We have a similar one to this when someone is incompetent which is “They couldn’t organise a pissup in a brewery”.
My personal variation, “couldn’t organise a pissup in a pissupery”.
Couldn’t organise a root in a brothel
“Are you a professional moron, or just a gifted amateur?” - Carl Johnson, GTA: San Andreas. Top tier.
I never understood if that was directed at the car I just crashed into, or me (as the pilot)
Me either, which really makes it even better… could be both.
I go with “Are you a professional fuckwit or is it just a hobby?” But its really the same joke.
“Wow, you’re the worst part of both your parents”
Burn!
I refuse to play mind games with the unarmed.
Please apologize to the tree that produced the oxygen you breathe.
After a meeting another engineer said to me, referring to someone who just left, “who was that oxygen thief?”
I replied, “my manager”… Putting the laughter in slaughter with that comment.
“Wisdom pursues you, but you’ve managed to outrun it.”
or
“Wow, it must have taken all three of your brain cells to come up with that.”
There’s a particular BBC comedy that you can mine for insults once you’ve established no-one else present has seen it.

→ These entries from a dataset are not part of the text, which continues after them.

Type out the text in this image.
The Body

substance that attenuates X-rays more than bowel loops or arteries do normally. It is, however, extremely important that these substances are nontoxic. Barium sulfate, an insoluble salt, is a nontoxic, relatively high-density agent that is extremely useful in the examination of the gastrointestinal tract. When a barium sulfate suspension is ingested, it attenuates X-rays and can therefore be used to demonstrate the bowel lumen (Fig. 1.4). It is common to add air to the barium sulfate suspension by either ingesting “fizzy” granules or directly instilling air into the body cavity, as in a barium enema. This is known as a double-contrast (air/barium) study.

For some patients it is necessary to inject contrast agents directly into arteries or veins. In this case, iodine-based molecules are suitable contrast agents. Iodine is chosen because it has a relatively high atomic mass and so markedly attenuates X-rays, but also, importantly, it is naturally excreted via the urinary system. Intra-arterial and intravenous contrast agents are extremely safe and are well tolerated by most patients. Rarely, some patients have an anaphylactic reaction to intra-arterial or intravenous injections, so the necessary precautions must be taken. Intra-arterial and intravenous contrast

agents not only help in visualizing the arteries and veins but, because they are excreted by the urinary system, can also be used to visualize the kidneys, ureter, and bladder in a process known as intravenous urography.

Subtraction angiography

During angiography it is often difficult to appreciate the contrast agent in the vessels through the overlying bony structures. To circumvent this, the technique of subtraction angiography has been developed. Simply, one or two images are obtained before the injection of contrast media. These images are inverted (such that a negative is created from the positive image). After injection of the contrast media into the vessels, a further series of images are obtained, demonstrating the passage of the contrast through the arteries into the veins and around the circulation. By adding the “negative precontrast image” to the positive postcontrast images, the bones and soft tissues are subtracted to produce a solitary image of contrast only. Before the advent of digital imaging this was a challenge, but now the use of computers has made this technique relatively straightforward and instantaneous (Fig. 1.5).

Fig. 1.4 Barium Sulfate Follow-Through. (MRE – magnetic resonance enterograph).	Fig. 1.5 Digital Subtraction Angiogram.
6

- He’s so dense light bends around him.
- As useless as a marzipan dildo
- As useless as lube at a funeral
- I’ve never seen anyone look so fucking ugly with just one head
- Do you know 90% of household dust is made of dead human skin? That’s what you are to me.
- Watching him work is like watching clown running across a minefield.
- He’s here, depriving a village somewhere of their twat.
- I’m like flypaper for dickheads today.
- Sorry I’m late. Traffic was an absolute bitch. No offence.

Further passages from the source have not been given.